Under this warranty, the Seller shall remedy, at its own expense, the defects observed, using the means it deems most appropriate. Replaced parts shall become the property of the Seller again and must be returned to the Seller as soon as requested. At the Seller's choice, the guarantee shall be exercised either by providing the Buyer with replacement parts or a product or by repairing the parts or the product. To this end, the defective parts or products shall be returned to the Seller within 30 calendar days from the time the parts or product are defective. Failure by the Buyer to comply with the aforementioned 30-day period for the return of the allegedly defective parts or product shall entitle the Seller to invoice the Seller for the replacement parts or product.
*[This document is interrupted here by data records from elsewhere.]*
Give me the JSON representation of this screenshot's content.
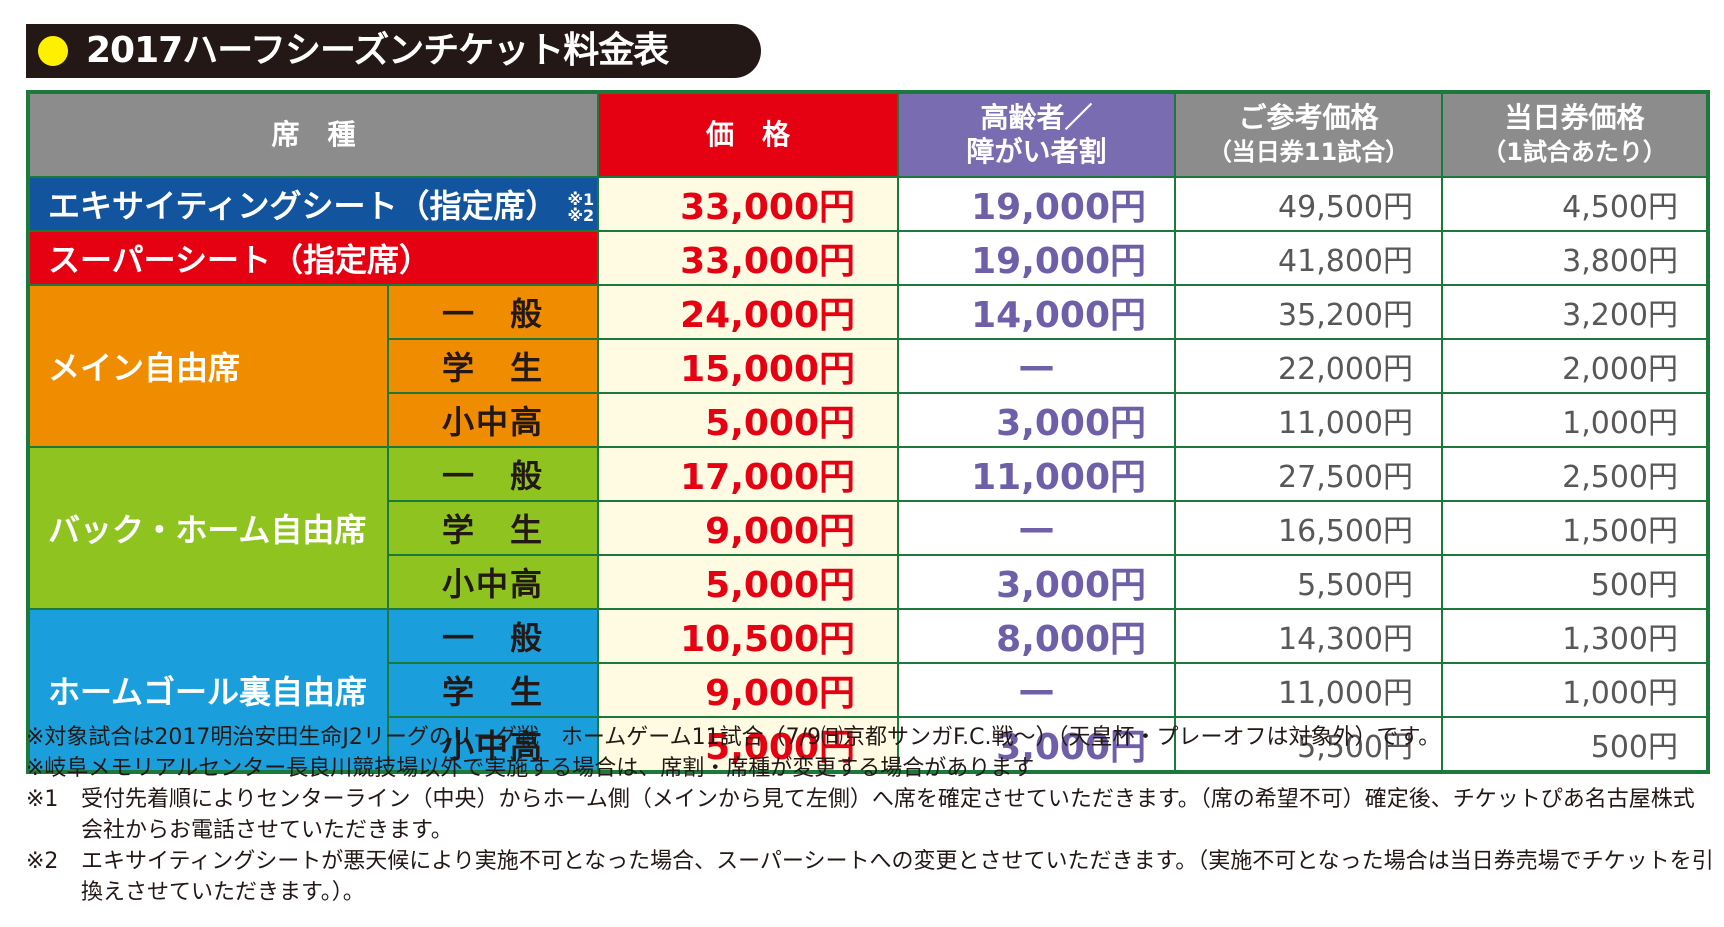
{
  "title": "2017ハーフシーズンチケット料金表",
  "table": {
    "headers": [
      {
        "main": "席　種"
      },
      {
        "main": "価　格"
      },
      {
        "main": "高齢者／",
        "sub": "障がい者割"
      },
      {
        "main": "ご参考価格",
        "sub": "（当日券11試合）"
      },
      {
        "main": "当日券価格",
        "sub": "（1試合あたり）"
      }
    ],
    "groups": [
      {
        "name": "エキサイティングシート（指定席）",
        "marks": [
          "※1",
          "※2"
        ],
        "rows": [
          {
            "price": "33,000円",
            "senior": "19,000円",
            "reference": "49,500円",
            "day": "4,500円"
          }
        ]
      },
      {
        "name": "スーパーシート（指定席）",
        "rows": [
          {
            "price": "33,000円",
            "senior": "19,000円",
            "reference": "41,800円",
            "day": "3,800円"
          }
        ]
      },
      {
        "name": "メイン自由席",
        "rows": [
          {
            "type": "一　般",
            "price": "24,000円",
            "senior": "14,000円",
            "reference": "35,200円",
            "day": "3,200円"
          },
          {
            "type": "学　生",
            "price": "15,000円",
            "senior": "—",
            "reference": "22,000円",
            "day": "2,000円"
          },
          {
            "type": "小中高",
            "price": "5,000円",
            "senior": "3,000円",
            "reference": "11,000円",
            "day": "1,000円"
          }
        ]
      },
      {
        "name": "バック・ホーム自由席",
        "rows": [
          {
            "type": "一　般",
            "price": "17,000円",
            "senior": "11,000円",
            "reference": "27,500円",
            "day": "2,500円"
          },
          {
            "type": "学　生",
            "price": "9,000円",
            "senior": "—",
            "reference": "16,500円",
            "day": "1,500円"
          },
          {
            "type": "小中高",
            "price": "5,000円",
            "senior": "3,000円",
            "reference": "5,500円",
            "day": "500円"
          }
        ]
      },
      {
        "name": "ホームゴール裏自由席",
        "rows": [
          {
            "type": "一　般",
            "price": "10,500円",
            "senior": "8,000円",
            "reference": "14,300円",
            "day": "1,300円"
          },
          {
            "type": "学　生",
            "price": "9,000円",
            "senior": "—",
            "reference": "11,000円",
            "day": "1,000円"
          },
          {
            "type": "小中高",
            "price": "5,000円",
            "senior": "3,000円",
            "reference": "5,500円",
            "day": "500円"
          }
        ]
      }
    ]
  },
  "notes": [
    {
      "text": "※対象試合は2017明治安田生命J2リーグのリーグ戦　ホームゲーム11試合（7/9㈰京都サンガF.C.戦～）（天皇杯・プレーオフは対象外）です。"
    },
    {
      "text": "※岐阜メモリアルセンター長良川競技場以外で実施する場合は、席割・席種が変更する場合があります"
    },
    {
      "label": "※1",
      "text": "受付先着順によりセンターライン（中央）からホーム側（メインから見て左側）へ席を確定させていただきます。（席の希望不可）確定後、チケットぴあ名古屋株式会社からお電話させていただきます。"
    },
    {
      "label": "※2",
      "text": "エキサイティングシートが悪天候により実施不可となった場合、スーパーシートへの変更とさせていただきます。（実施不可となった場合は当日券売場でチケットを引換えさせていただきます。）。"
    }
  ]
}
Under no circumstances does the guarantee cover the costs of searching for the defective element in the installations, nor the refrigerant gases, nor the disassembly and reassembly of the product in its place of installation.

Obligations of the Purchaser

In order to benefit from this guarantee, the Buyer must inform the Seller of the defects which he attributes to the products as soon as the malfunction of the products becomes apparent and provide all the documents justifying this malfunction. The Buyer shall provide the Seller with all the necessary facilities to enable the Seller to ascertain such defects and to remedy them.

Likewise, unless expressly agreed by the Seller, the Buyer shall not carry out any repair itself or through a third party, unless the repair is absolutely necessary to continue guaranteeing the supply and service to its customer, and provided that the lack of service would cause economic losses greater than the value of the products supplied.


The terms of the contract of sale accepted by the Seller and the provisions of these General Conditions of Sale define the Seller's entire liability and exclude all other warranties whether statutory, express or implied, including without limitation, all commercial warranties and the fitness of the products for a particular purpose.

In no event shall Seller be liable for indirect and/or immaterial, incidental damages, including, without limitation, lost profits, loss of revenue or business, arising out of or in any way connected with the products, services, any order, this contract or its termination, non-renewal or expiration.

In all circumstances, the Seller's liability is strictly limited, irrespective of the causes or subject matter of the claim, to the net amount of the contract giving rise to the claim. The Seller undertakes to have Civil Liability Insurance, according to the conditions established by Law.


These conditions of sale shall be governed by and construed in accordance with the laws of Spain (with the exception of its conflict of law provisions), expressly excluding the application of the United Nations Convention on Contracts for the International Sale of Goods.

Both parties agree to submit to the jurisdiction of the courts of the city of Valencia.